- Maximum from Supermen of America #1, art by Doug Braithwaite.

Publication information
- Publisher: DC Comics
- First appearance: Supermen of America vol. 2, #1 (March 2000)
- Created by: Fabian Nicieza (writer) Doug Braithwaite (artist)

In-story information
- Alter ego: Maxwell Williams
- Team affiliations: Supermen of America
- Abilities: Can possess superhuman strength, speed, or senses at will, but only individually.

= Maximum (character) =

Maximum (Maxwell Williams) is a fictional superhero published by DC Comics. He first appeared in Supermen of America vol. 2 #1 (March 2000), and was created by Fabian Nicieza and Doug Braithwaite.

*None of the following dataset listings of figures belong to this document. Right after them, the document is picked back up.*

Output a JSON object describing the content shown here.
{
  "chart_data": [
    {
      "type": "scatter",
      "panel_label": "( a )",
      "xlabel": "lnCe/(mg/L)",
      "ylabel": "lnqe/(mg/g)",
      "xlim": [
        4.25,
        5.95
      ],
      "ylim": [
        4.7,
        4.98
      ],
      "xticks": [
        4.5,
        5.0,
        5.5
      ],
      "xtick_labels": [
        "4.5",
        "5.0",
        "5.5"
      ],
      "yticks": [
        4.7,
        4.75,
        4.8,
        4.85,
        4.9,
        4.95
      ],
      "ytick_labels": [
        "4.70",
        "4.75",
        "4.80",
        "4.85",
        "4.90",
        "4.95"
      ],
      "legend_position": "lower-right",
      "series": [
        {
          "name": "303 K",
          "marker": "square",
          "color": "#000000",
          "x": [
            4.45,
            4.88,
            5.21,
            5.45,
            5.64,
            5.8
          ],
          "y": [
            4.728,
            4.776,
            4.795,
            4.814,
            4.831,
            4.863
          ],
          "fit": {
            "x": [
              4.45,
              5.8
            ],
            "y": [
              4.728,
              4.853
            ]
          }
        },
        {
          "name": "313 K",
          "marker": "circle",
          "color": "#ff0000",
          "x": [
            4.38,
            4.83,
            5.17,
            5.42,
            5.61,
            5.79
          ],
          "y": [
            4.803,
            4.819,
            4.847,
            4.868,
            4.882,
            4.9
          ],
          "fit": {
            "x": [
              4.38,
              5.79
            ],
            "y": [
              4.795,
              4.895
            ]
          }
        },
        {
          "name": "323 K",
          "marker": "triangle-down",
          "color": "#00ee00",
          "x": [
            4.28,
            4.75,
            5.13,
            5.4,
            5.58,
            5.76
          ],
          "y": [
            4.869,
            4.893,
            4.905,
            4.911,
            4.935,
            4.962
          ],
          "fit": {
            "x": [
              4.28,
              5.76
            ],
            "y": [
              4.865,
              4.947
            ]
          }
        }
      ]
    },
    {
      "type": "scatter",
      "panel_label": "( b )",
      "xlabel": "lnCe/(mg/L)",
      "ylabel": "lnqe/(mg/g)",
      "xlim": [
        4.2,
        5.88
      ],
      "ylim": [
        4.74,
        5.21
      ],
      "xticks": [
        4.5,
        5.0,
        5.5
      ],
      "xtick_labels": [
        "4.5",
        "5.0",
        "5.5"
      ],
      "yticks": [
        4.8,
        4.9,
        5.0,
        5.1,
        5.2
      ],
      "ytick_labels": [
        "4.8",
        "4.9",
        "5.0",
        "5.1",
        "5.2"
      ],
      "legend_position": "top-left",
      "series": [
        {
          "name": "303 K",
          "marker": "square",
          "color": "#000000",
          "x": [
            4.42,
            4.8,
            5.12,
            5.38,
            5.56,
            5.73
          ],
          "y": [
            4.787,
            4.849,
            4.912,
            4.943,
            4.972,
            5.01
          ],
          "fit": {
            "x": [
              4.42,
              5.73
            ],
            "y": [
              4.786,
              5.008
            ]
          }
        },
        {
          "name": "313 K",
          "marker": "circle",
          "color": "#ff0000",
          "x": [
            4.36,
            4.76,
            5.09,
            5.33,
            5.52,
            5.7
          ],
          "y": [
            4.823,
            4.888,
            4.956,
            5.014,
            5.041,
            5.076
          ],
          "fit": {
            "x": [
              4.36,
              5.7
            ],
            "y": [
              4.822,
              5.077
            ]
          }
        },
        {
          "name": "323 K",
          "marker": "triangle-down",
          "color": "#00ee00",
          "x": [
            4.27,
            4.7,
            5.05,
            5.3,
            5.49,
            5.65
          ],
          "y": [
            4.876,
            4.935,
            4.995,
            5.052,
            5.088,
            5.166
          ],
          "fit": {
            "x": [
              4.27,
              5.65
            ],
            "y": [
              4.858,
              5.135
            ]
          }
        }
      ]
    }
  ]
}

==Fictional character biography==
Maxwell Williams is a young African-American high school athlete who is rendered quadriplegic after being injured while attempting to stop a racially motivated beating. LexCorp provides Maxwell with spinal implants that restore his mobility and give him superhuman abilities. Maxwell uses his powers to fight crime in Metropolis under the name of Maximum. Unlike the rest of the Supermen, Maximum's identity is public knowledge.

A disgruntled LexCorp employee discovers that S.T.A.R. Labs hid a capsule inside a special chamber called Lockdown 6 in the waters near Metropolis. Darkseid also wants the contents of Lockdown 6 and sends the Deep Six to retrieve it. In the Vega system, the Warlords of Okaara sense the danger presented by the capsule and attack Earth. While White Lotus negotiates with the Okaarans to save Earth, the chamber is opened and the Unimaginable, a powerful energy being, is released. The Unimaginable possesses Maximum, giving him godlike powers. Max's parents convince him to relinquish the power, which he disperses safely.

==Powers and abilities==
Maximum's powers come directly from his LexCorp implants. He can use the implants to channel all his body's energies to maximize his strength, speed, reflexes, or senses to superhuman levels. However, he can only maximize one ability at a time.